Harvey, of course, exploited this “everybody does it and blame the victim” mentality like no else ever has. In an author’s note, Auletta recounts Harvey’s attempts from prison to dictate terms when the two men were negotiating the parameters of interviews. In one instance Harvey resisted cooperating altogether because he somehow got the idea that Auletta was including the word “monster” in his book’s title. Auletta denies that he ever planned to use the word, even though no one outside of Harvey’s prison cell would probably blame him. But it forced me to look up the word—a word so common that none of us feel the need to consult a dictionary when we use it. It has a long history, going back to the Latin, monstrum, meaning portent or monster, from monere, a warning. And certainly monsters have been with us forever, from the minotaur to Grendel to Frankenstein’s patchwork creation: frightening beings not quite human but all the more frightening for that. They are no one thing, not spirit, not animal, not human, and their terror lies somewhere in the unstable intersection of all those qualities.
One last note—about the ambiguous title that Auletta did go with: Is Hollywood Ending meant to be ironic, i.e., this is absolutely not the kind of story where anyone rides off happily into the sunset? Or is it to be taken at face value? A bad man got caught, justice was served, goodness triumphed?
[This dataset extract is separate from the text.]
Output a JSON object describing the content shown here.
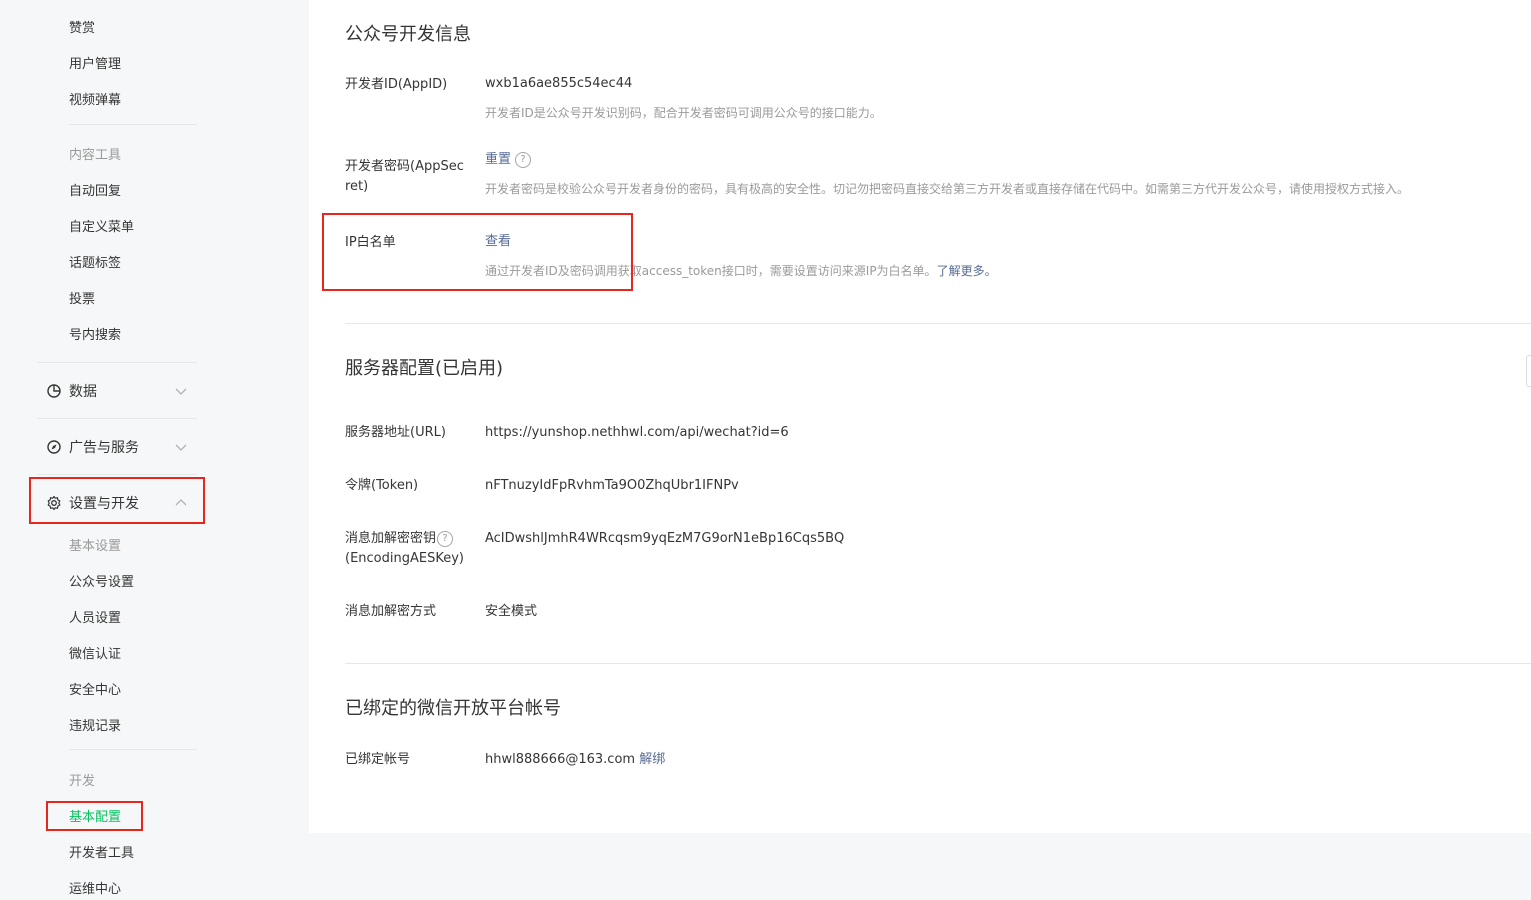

Or is it implying the end of old Hollywood and its casting-couch mores? Not the latter, surely. In what may be the saddest revelation in a book packed with sad revelations, Auletta reports that the one juror who spoke to the press after Harvey Weinstein’s conviction in 2020 “cited the testimony or behavior of two men” who testified at the trial as the persuasive evidence that convinced jurors to convict. Not the several women who spoke about their own assault or that of women they knew. Two men.
This is a hard book to read, more than 400 pages about a disgusting man who did disgusting things. But it is—and as someone who wanted to disinfect himself at the end of every chapter, I say this through gritted teeth—worth the trouble. The Weinstein transgressions that Auletta enumerates may be mostly known, but the indictment of the enabling culture that functioned as a petri dish in which this creature flourished has not gotten its due. If he had done nothing else, Ken Auletta deserves great credit for forcing his readers to confront the fact that evil does not thrive in a vacuum and that Harvey Weinstein, as bad as he was, had far too much help along the way.
They say time wounds all heels. Isn’t it pretty to think so.